EDITORIAL: A taser, a stapler, and the death of Robert Dziekanski

June 19, 2010
Globe and Mail

With a 50,000-volt taser at the ready, the Mounties forgot the power of moral authority and persuasion, in the death of the Polish immigrant Robert Dziekanski in British Columbia. They forgot their history and their pride. They forgot their uniform.

And afterward, they told fibs about what happened. He was violently resisting, they said. (Ridiculous, as anyone can see on the videotape.) There were just two taser blasts. (No, five.)

And for more than a year, they chose not to correct those fibs.

The killing of Mr. Dziekanski is thus an archetypal lesson, not only for the RCMP but for all police forces in Canada, in the dangers of high-tech weaponry.

Thomas Braidwood, who chaired an inquiry into Mr. Dziekanski's death, is a wise man. Police forces around Canada would do well to mark his words down where all can see them. “I can't help but think if the taser was not there they perhaps would have reverted to their former skills,” the retired B.C. appeal-court judge said on Friday, of the four officers whose shameful and needless reliance on brute force ended Mr.

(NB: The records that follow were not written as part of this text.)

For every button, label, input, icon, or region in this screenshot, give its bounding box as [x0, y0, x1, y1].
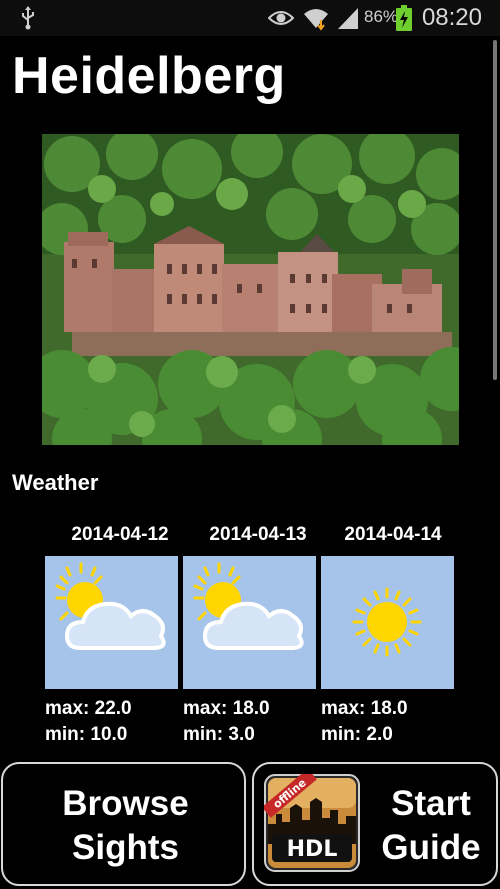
usb-icon: [22, 6, 34, 30]
forecast-date: 2014-04-14: [344, 524, 442, 545]
castle-photo: [42, 134, 459, 445]
guide-label-line2: Guide: [381, 828, 481, 867]
browse-label-line1: Browse: [62, 784, 189, 823]
status-bar: 86% 08:20: [0, 0, 500, 36]
start-guide-button[interactable]: HDL offline Start Guide: [252, 762, 498, 886]
forecast-min: min: 10.0: [45, 724, 128, 745]
forecast-min: min: 2.0: [321, 724, 393, 745]
battery-charging-icon: [396, 5, 412, 31]
signal-icon: [338, 8, 358, 29]
eye-icon: [268, 11, 294, 25]
browse-label-line2: Sights: [72, 828, 179, 867]
svg-text:HDL: HDL: [287, 837, 338, 862]
guide-label-line1: Start: [391, 784, 471, 823]
wifi-icon: [304, 9, 328, 31]
battery-percent: 86%: [364, 7, 399, 26]
hdl-app-logo: HDL offline: [264, 774, 360, 872]
browse-sights-button[interactable]: Browse Sights: [1, 762, 246, 886]
partly-cloudy-icon: [183, 556, 316, 689]
forecast-max: max: 18.0: [321, 698, 408, 719]
sunny-icon: [321, 556, 454, 689]
scrollbar[interactable]: [493, 40, 497, 380]
status-clock: 08:20: [421, 4, 482, 31]
forecast-max: max: 18.0: [183, 698, 270, 719]
page-title: Heidelberg: [12, 47, 286, 105]
forecast-date: 2014-04-13: [209, 524, 307, 545]
forecast-day: 2014-04-13 max: 18.0 min: 3.0: [183, 524, 317, 748]
forecast-min: min: 3.0: [183, 724, 255, 745]
forecast-day: 2014-04-14 max: 18.0 min: 2.0: [321, 524, 455, 748]
forecast-max: max: 22.0: [45, 698, 132, 719]
weather-heading: Weather: [12, 470, 99, 495]
forecast-date: 2014-04-12: [71, 524, 169, 545]
forecast-day: 2014-04-12 max: 22.0 min: 10.0: [45, 524, 179, 748]
partly-cloudy-icon: [45, 556, 178, 689]
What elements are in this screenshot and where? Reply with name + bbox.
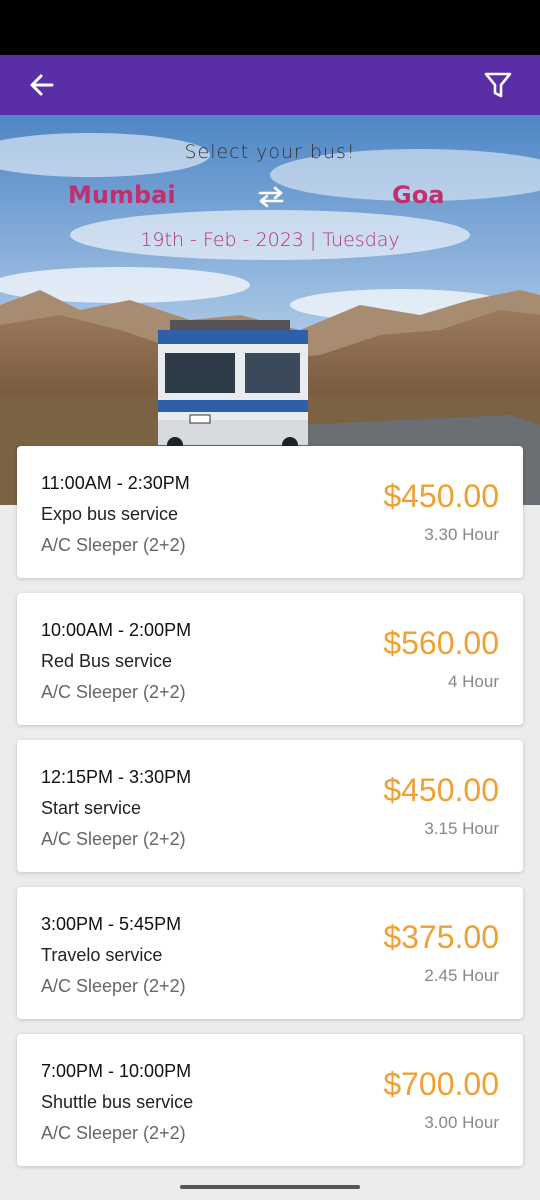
- filter-button[interactable]: [478, 65, 518, 105]
- bus-name: Expo bus service: [41, 504, 179, 524]
- bus-type: A/C Sleeper (2+2): [41, 976, 186, 996]
- bus-duration: 3.30 Hour: [424, 525, 499, 544]
- bus-time: 11:00AM - 2:30PM: [41, 473, 190, 493]
- back-button[interactable]: [22, 65, 62, 105]
- hero-title: Select your bus!: [184, 141, 356, 163]
- bus-card[interactable]: 3:00PM - 5:45PM Travelo service A/C Slee…: [17, 887, 523, 1019]
- bus-time: 12:15PM - 3:30PM: [41, 767, 192, 787]
- bus-type: A/C Sleeper (2+2): [41, 1123, 186, 1143]
- bus-name: Red Bus service: [41, 651, 173, 671]
- bus-price: $375.00: [383, 919, 499, 955]
- bus-time: 10:00AM - 2:00PM: [41, 620, 192, 640]
- bus-price: $450.00: [383, 478, 499, 514]
- bus-name: Shuttle bus service: [41, 1092, 194, 1112]
- bus-card[interactable]: 12:15PM - 3:30PM Start service A/C Sleep…: [17, 740, 523, 872]
- bus-duration: 2.45 Hour: [424, 966, 499, 985]
- destination-city[interactable]: Goa: [392, 181, 444, 209]
- bus-price: $700.00: [383, 1066, 499, 1102]
- bus-duration: 4 Hour: [447, 672, 499, 691]
- bus-type: A/C Sleeper (2+2): [41, 682, 186, 702]
- origin-city[interactable]: Mumbai: [68, 181, 176, 209]
- bus-time: 7:00PM - 10:00PM: [41, 1061, 192, 1081]
- travel-date[interactable]: 19th - Feb - 2023 | Tuesday: [0, 229, 540, 251]
- bus-duration: 3.00 Hour: [424, 1113, 499, 1132]
- bus-type: A/C Sleeper (2+2): [41, 829, 186, 849]
- bus-time: 3:00PM - 5:45PM: [41, 914, 182, 934]
- funnel-filter-icon: [484, 72, 512, 98]
- home-indicator[interactable]: [180, 1185, 360, 1189]
- swap-arrows-icon: [258, 186, 284, 208]
- bus-image: [158, 320, 308, 453]
- bus-name: Start service: [41, 798, 142, 818]
- bus-card[interactable]: 7:00PM - 10:00PM Shuttle bus service A/C…: [17, 1034, 523, 1166]
- app-bar: [0, 55, 540, 115]
- swap-button[interactable]: [256, 185, 286, 209]
- arrow-left-icon: [30, 74, 54, 96]
- bus-list: 11:00AM - 2:30PM Expo bus service A/C Sl…: [17, 446, 523, 1181]
- bus-duration: 3.15 Hour: [424, 819, 499, 838]
- bus-price: $450.00: [383, 772, 499, 808]
- bus-card[interactable]: 10:00AM - 2:00PM Red Bus service A/C Sle…: [17, 593, 523, 725]
- bus-type: A/C Sleeper (2+2): [41, 535, 186, 555]
- bus-name: Travelo service: [41, 945, 163, 965]
- bus-card[interactable]: 11:00AM - 2:30PM Expo bus service A/C Sl…: [17, 446, 523, 578]
- status-bar: [0, 0, 540, 55]
- bus-price: $560.00: [383, 625, 499, 661]
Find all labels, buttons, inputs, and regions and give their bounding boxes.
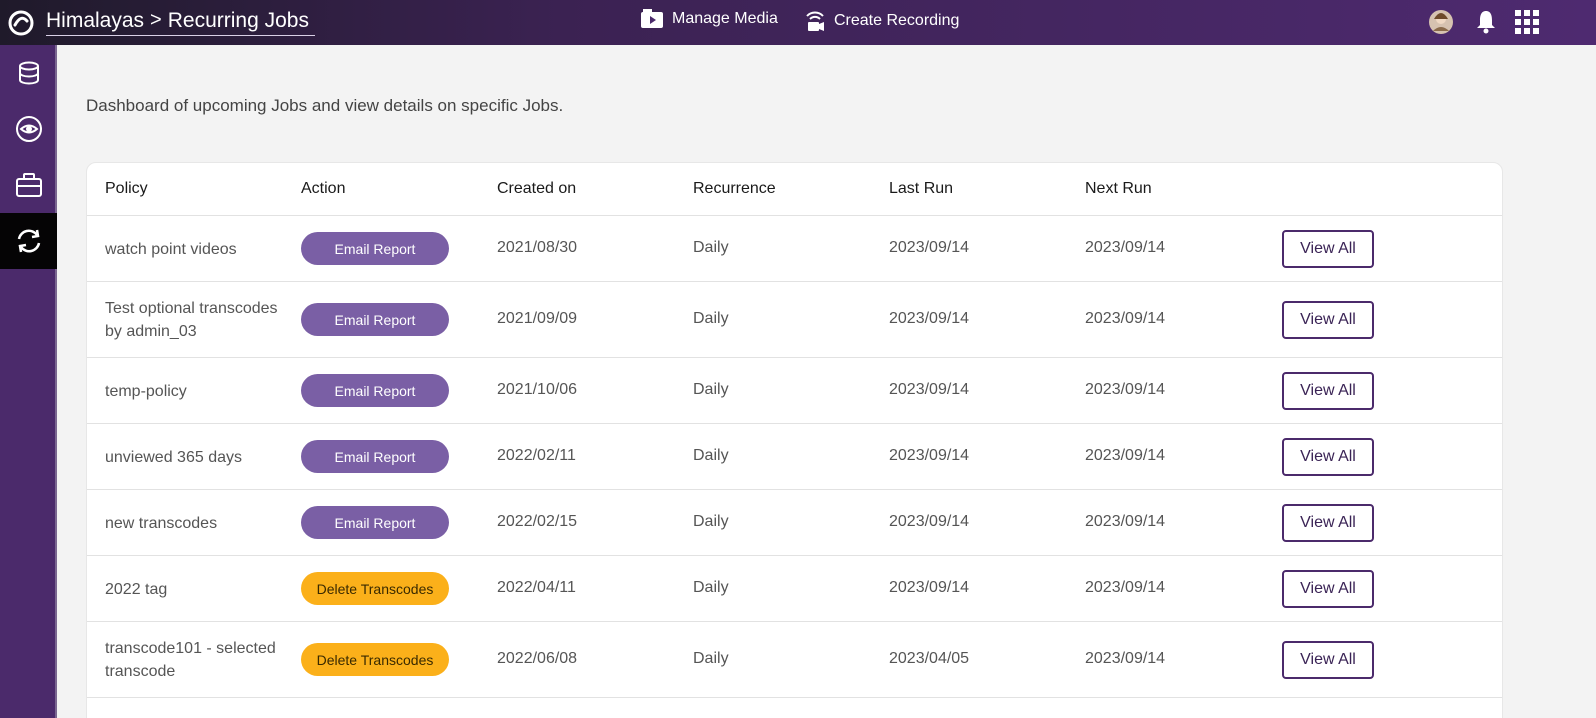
breadcrumb-separator: > [150,9,162,31]
action-badge[interactable]: Email Report [301,440,449,473]
himalayas-logo-icon[interactable] [6,8,36,38]
column-header-action[interactable]: Action [301,180,345,198]
cell-last-run: 2023/09/14 [889,513,970,530]
media-icon [641,9,663,28]
cell-policy: new transcodes [105,515,218,532]
cell-recurrence: Daily [693,513,729,530]
cell-next-run: 2023/09/14 [1085,447,1166,464]
cell-created: 2022/02/11 [497,447,576,464]
view-all-button[interactable]: View All [1282,230,1374,268]
cell-next-run: 2023/09/14 [1085,650,1166,667]
column-header-recurrence[interactable]: Recurrence [693,180,776,198]
nav-create-recording[interactable]: Create Recording [804,8,959,34]
cell-policy: temp-policy [105,383,187,400]
cell-recurrence: Daily [693,447,729,464]
action-badge[interactable]: Email Report [301,506,449,539]
cell-last-run: 2023/09/14 [889,239,970,256]
cell-policy: Test optional transcodes by admin_03 [105,300,278,340]
view-all-button[interactable]: View All [1282,570,1374,608]
eye-icon [15,116,42,142]
cell-last-run: 2023/09/14 [889,381,970,398]
cell-next-run: 2023/09/14 [1085,381,1166,398]
nav-manage-media[interactable]: Manage Media [640,8,778,30]
cell-created: 2021/09/09 [497,310,578,327]
cell-last-run: 2023/09/14 [889,310,970,327]
avatar[interactable] [1428,7,1454,35]
database-icon [18,61,39,85]
cell-created: 2022/04/11 [497,579,576,596]
sidebar-item-jobs[interactable] [0,157,57,213]
column-header-policy[interactable]: Policy [105,180,148,198]
view-all-button[interactable]: View All [1282,438,1374,476]
cell-created: 2021/08/30 [497,239,578,256]
cell-next-run: 2023/09/14 [1085,310,1166,327]
bell-icon[interactable] [1474,7,1498,35]
table-row: transcode101 - selected transcode Delete … [87,622,1502,698]
table-row: unviewed 365 days Email Report 2022/02/11 D… [87,424,1502,490]
apps-grid-icon[interactable] [1515,10,1539,34]
breadcrumb: Himalayas > Recurring Jobs [46,6,315,36]
cell-created: 2022/06/08 [497,650,578,667]
table-row: 2022 tag Delete Transcodes 2022/04/11 Daily… [87,556,1502,622]
cell-created: 2021/10/06 [497,381,578,398]
briefcase-icon [15,173,42,197]
table-body: watch point videos Email Report 2021/08/30… [87,216,1502,698]
breadcrumb-app[interactable]: Himalayas [46,9,144,33]
cell-recurrence: Daily [693,310,729,327]
column-header-created[interactable]: Created on [497,180,576,198]
column-header-last-run[interactable]: Last Run [889,180,953,198]
cell-last-run: 2023/09/14 [889,579,970,596]
nav-manage-media-label: Manage Media [672,10,778,27]
cell-recurrence: Daily [693,239,729,256]
table-row: Test optional transcodes by admin_03 Emai… [87,282,1502,358]
view-all-button[interactable]: View All [1282,641,1374,679]
recurring-sync-icon [17,229,40,253]
cell-policy: unviewed 365 days [105,449,242,466]
action-badge[interactable]: Email Report [301,303,449,336]
view-all-button[interactable]: View All [1282,301,1374,339]
cell-recurrence: Daily [693,650,729,667]
page-title: Recurring Jobs [167,8,309,32]
nav-create-recording-label: Create Recording [834,12,960,29]
recording-icon [806,11,824,31]
cell-last-run: 2023/04/05 [889,650,970,667]
action-badge[interactable]: Email Report [301,232,449,265]
table-row: temp-policy Email Report 2021/10/06 Daily 20… [87,358,1502,424]
cell-last-run: 2023/09/14 [889,447,970,464]
cell-policy: transcode101 - selected transcode [105,640,276,680]
cell-recurrence: Daily [693,579,729,596]
cell-policy: 2022 tag [105,581,168,598]
cell-policy: watch point videos [105,241,237,258]
cell-next-run: 2023/09/14 [1085,513,1166,530]
table-header: Policy Action Created on Recurrence Last… [87,163,1502,216]
action-badge[interactable]: Email Report [301,374,449,407]
view-all-button[interactable]: View All [1282,372,1374,410]
cell-next-run: 2023/09/14 [1085,239,1166,256]
page-description: Dashboard of upcoming Jobs and view deta… [86,96,564,115]
action-badge[interactable]: Delete Transcodes [301,643,449,676]
cell-next-run: 2023/09/14 [1085,579,1166,596]
sidebar-item-views[interactable] [0,101,57,157]
sidebar-item-database[interactable] [0,45,57,101]
view-all-button[interactable]: View All [1282,504,1374,542]
action-badge[interactable]: Delete Transcodes [301,572,449,605]
table-row: new transcodes Email Report 2022/02/15 Dail… [87,490,1502,556]
sidebar-item-recurring-jobs[interactable] [0,213,57,269]
cell-created: 2022/02/15 [497,513,578,530]
cell-recurrence: Daily [693,381,729,398]
sidebar [0,45,57,718]
jobs-table: Policy Action Created on Recurrence Last… [86,162,1503,718]
column-header-next-run[interactable]: Next Run [1085,180,1152,198]
table-row: watch point videos Email Report 2021/08/30… [87,216,1502,282]
top-bar: Himalayas > Recurring Jobs Manage Media … [0,0,1596,45]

Dziekanski's life at the Vancouver International Airport on Oct. 14, 2007. “When the conducted energy weapon [the taser] was not available, you had one RCMP officer police a whole community without any problem, using the skills they had been taught.”

The national police force has a mythic dimension precisely because of those skills, as exemplified by the courage and authority of an unarmed Major James Walsh of the North-West Mounted Police, the forerunner of the RCMP, striding up to meet with Sitting Bull and his warriors in 1876, fresh from their bloody victory over George Custer at the Battle of Little Bighorn. Major Walsh had no taser. Then again, Sitting Bull had no office stapler.

Mr. Braidwood definitively rejected the claim by the Mounties who killed Mr. Dziekanski that he was out of control. In fact, he was “calm and co-operative” when the officers approached. It was they, he said, who treated the event as if it were a barroom brawl, even when it became apparent that he was a distraught traveller. Their stories were “patently unbelievable.” They did not “honestly perceive” a threat from Mr. Dziekanski, who held a stapler but never brandished it.

The truth came out because a bystander's videotape caught it all. Here was the supposedly risk-free taser being wielded by Mounties on a harmless man who had spent 10 hours looking for his mother. “I've always said the most important weapon in the arsenal of the police force is public support,” Mr. Braidwood said. “They are peace officers. That's the essence of their mandate.” When police forget what it is that gives them moral authority, and how to use it, they are at risk of losing that most important weapon of all, public support.